Kamil ona zorla sahip oldu.
Kimseye söylemesi için de ölümle
tehdit etti.
Kamil’in tecavüzü, Güllünün yoksul
fakat mutlu evliliği üzerine karabulut gibi çökmüştü.. Şalvarını toplayıp
çamaşır yıkadığı yere geldiğinde beyninde fırtınalar kopuyor, yüreği kan
ağlıyordu.
Ne yapacağına bir türlü karar
veremedi. Önce yarasını yüreğine gömmek, eşine söylememek gerektiğini düşündü.

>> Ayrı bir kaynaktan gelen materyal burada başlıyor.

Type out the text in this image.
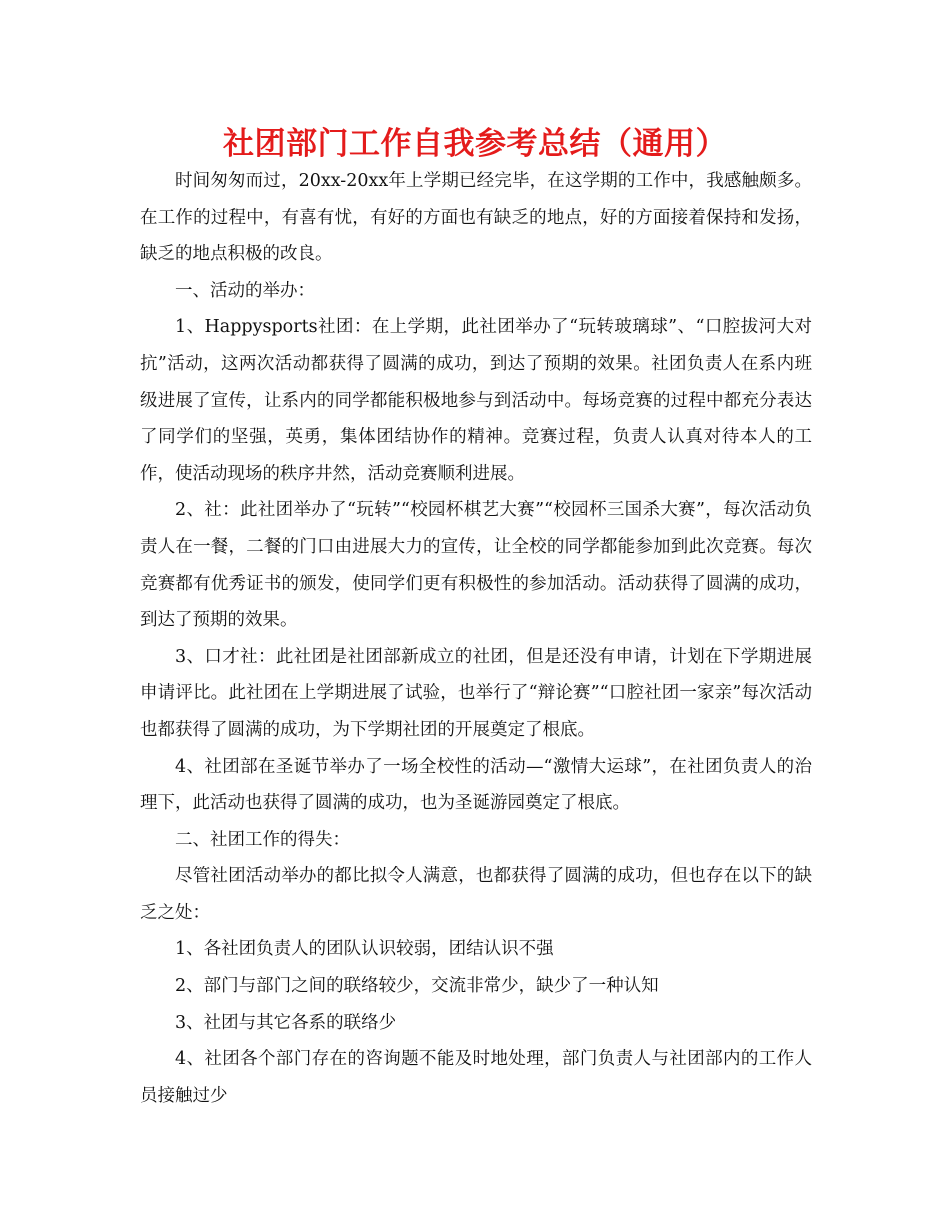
社团部门工作自我参考总结（通用）

时间匆匆而过，20xx-20xx年上学期已经完毕，在这学期的工作中，我感触颇多。在工作的过程中，有喜有忧，有好的方面也有缺乏的地点，好的方面接着保持和发扬，缺乏的地点积极的改良。

一、活动的举办：

1、Happysports社团：在上学期，此社团举办了“玩转玻璃球”、“口腔拔河大对抗”活动，这两次活动都获得了圆满的成功，到达了预期的效果。社团负责人在系内班级进展了宣传，让系内的同学都能积极地参与到活动中。每场竞赛的过程中都充分表达了同学们的坚强，英勇，集体团结协作的精神。竞赛过程，负责人认真对待本人的工作，使活动现场的秩序井然，活动竞赛顺利进展。

2、社：此社团举办了“玩转”“校园杯棋艺大赛”“校园杯三国杀大赛”，每次活动负责人在一餐，二餐的门口由进展大力的宣传，让全校的同学都能参加到此次竞赛。每次竞赛都有优秀证书的颁发，使同学们更有积极性的参加活动。活动获得了圆满的成功，到达了预期的效果。

3、口才社：此社团是社团部新成立的社团，但是还没有申请，计划在下学期进展申请评比。此社团在上学期进展了试验，也举行了“辩论赛”“口腔社团一家亲”每次活动也都获得了圆满的成功，为下学期社团的开展奠定了根底。

4、社团部在圣诞节举办了一场全校性的活动—“激情大运球”，在社团负责人的治理下，此活动也获得了圆满的成功，也为圣诞游园奠定了根底。

二、社团工作的得失：

尽管社团活动举办的都比拟令人满意，也都获得了圆满的成功，但也存在以下的缺乏之处：

1、各社团负责人的团队认识较弱，团结认识不强

2、部门与部门之间的联络较少，交流非常少，缺少了一种认知

3、社团与其它各系的联络少

4、社团各个部门存在的咨询题不能及时地处理，部门负责人与社团部内的工作人员接触过少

Mehmet duyarsa olacakları biliyordu.
Aile içinde kan akardı kan!
Sustu, neşesizliğini, yüzünün solgunluğunu
rahatsızlığı ile ifade etti. Kan kustu, kızılcık şerbeti içtim dedi. Ser verdi
sır vermedi.
Lakin mutluluğu üzerine düşen kara bulut bir
türlü dağılmıyordu. Kamil ne zaman yalnız yakalasa Güllüyü tehditle ona sahip
olmaya devam etti.
Olacak gibi değildi.
Bu olay daha fazla gizli kalamazdı.
En sonunda dayanamadı Önce Mehmet’in öz,
Kâmil’in üvey annesi Pembe’ye durumu anlattı.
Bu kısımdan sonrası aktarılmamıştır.